Sur des questions plus délicates
Faut-il enfin crever l’abcès ? Hama a touché du doigt un des problèmes que ce pays traîne sans avoir le courage de l’aborder et ce depuis la conférence nationale. Faut-il que nous continuons par nos hypocrisies à ignorer la réalité de ce problème, de la montée de l’etnicisme ? Bref, depuis la gestion de la renaissance, la question identitaire est revenue à la surface, instrumentalisée par des hommes qui n’ont plus mieux à proposer aux Nigériens. On se rappelle de cette intervention sur rfi du même personnage qui avait alors osé parler « d’officiers ethnicistes » et qui, sans pudeur, allait, n’eut été une prudence subite, prononcer le mot qui devrait rendre compte de son état d’esprit, quand finalement, ce ne sont que les deux premières lettres qu’il pût prononcer. Comme on le voit, il y a des individus qui ne peuvent pas être des hommes d’État. C’est pourquoi, pour notre démocratie, nous devons être fiers qu’Albadé et Ali Sabo soient avec Seini Oumarou, que Mamane Sani, Mohamed Mabarek, Salah Habi soient avec Hama, que Diabiri et Karidjo soient avec Issoufou. C’est cela les alliages de notre diversité qui soit ainsi nous enrichir…

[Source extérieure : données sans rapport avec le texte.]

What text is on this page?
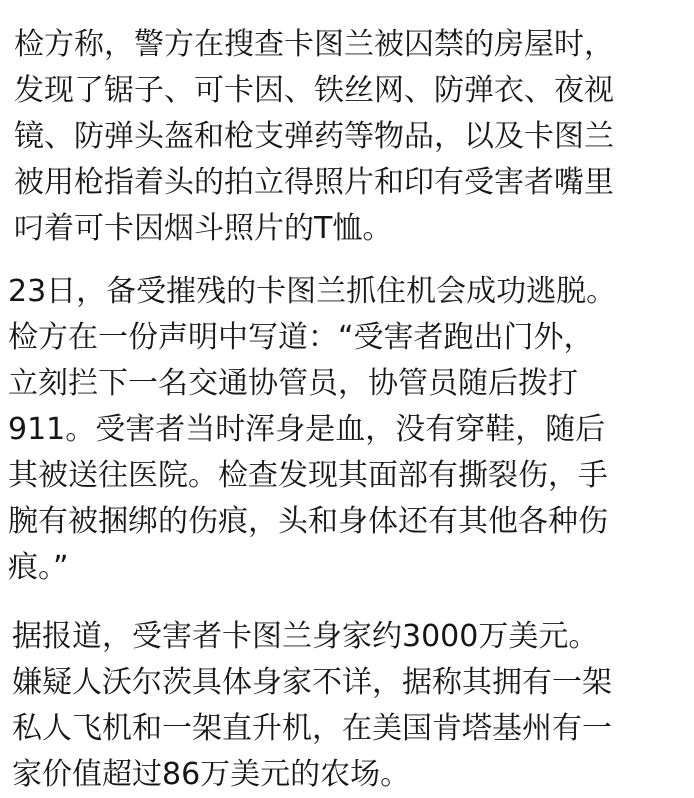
检方称，警方在搜查卡图兰被囚禁的房屋时，
发现了锯子、可卡因、铁丝网、防弹衣、夜视
镜、防弹头盔和枪支弹药等物品，以及卡图兰
被用枪指着头的拍立得照片和印有受害者嘴里
叼着可卡因烟斗照片的T恤。
23日，备受摧残的卡图兰抓住机会成功逃脱。
检方在一份声明中写道：“受害者跑出门外，
立刻拦下一名交通协管员，协管员随后拨打
911。受害者当时浑身是血，没有穿鞋，随后
其被送往医院。检查发现其面部有撕裂伤，手
腕有被捆绑的伤痕，头和身体还有其他各种伤
痕。”
据报道，受害者卡图兰身家约3000万美元。
嫌疑人沃尔茨具体身家不详，据称其拥有一架
私人飞机和一架直升机，在美国肯塔基州有一
家价值超过86万美元的农场。
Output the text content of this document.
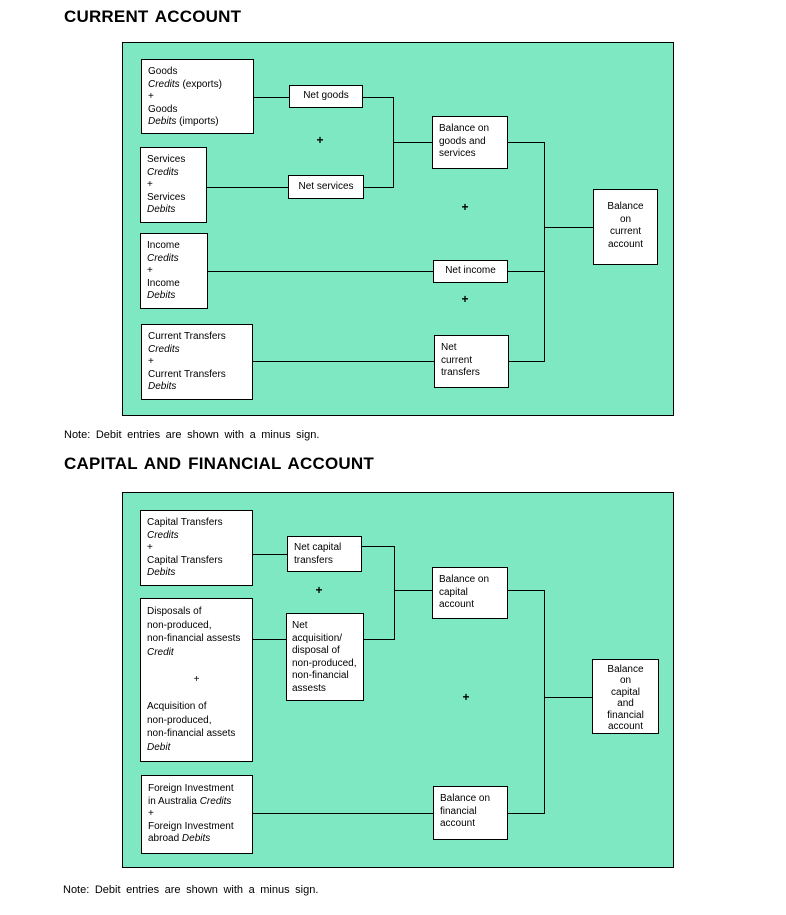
CURRENT ACCOUNT
+
+
+
Goods
Credits (exports)
+
Goods
Debits (imports)
Net goods
Services
Credits
+
Services
Debits
Net services
Income
Credits
+
Income
Debits
Net income
Current Transfers
Credits
+
Current Transfers
Debits
Net
current
transfers
Balance on
goods and
services
Balance
on
current
account
Note: Debit entries are shown with a minus sign.
CAPITAL AND FINANCIAL ACCOUNT
+
+
Capital Transfers
Credits
+
Capital Transfers
Debits
Net capital
transfers
Disposals of
non-produced,
non-financial assests
Credit

+

Acquisition of
non-produced,
non-financial assets
Debit
Net
acquisition/
disposal of
non-produced,
non-financial
assests
Balance on
capital
account
Foreign Investment
in Australia Credits
+
Foreign Investment
abroad Debits
Balance on
financial
account
Balance
on
capital
and
financial
account
Note: Debit entries are shown with a minus sign.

Chaque homme politique doit désormais soigner ses discours même lorsqu’il croit être loin de certaines oreilles surtout en cette ère de nouvelles technologies de l’information où avec un simple téléphone, chaque homme est devenu un journaliste, un potentiel diffuseur de nouvelles que les réseaux sociaux permettent de partager à une grande échelle et en un temps record.
C’est peut-être cela que comprenait STJ qui, il y a quelques mois, appelait à l’apaisement et au dialogue, sans que l’on ne puisse l’entendre dans le brouhaha de nos malaises Mais parlant de ceux qui le pourchassent, Hama rassure les Nigériens : « Nous sommes fondamentalement différents. Je ne cherche pas la gouvernance du pays pour régler des comptes personnels ». C’est sans doute de cet homme, d’un tel constructeur que le Niger a besoin en ces moments de malaises et d’incertitudes…. Hama is back.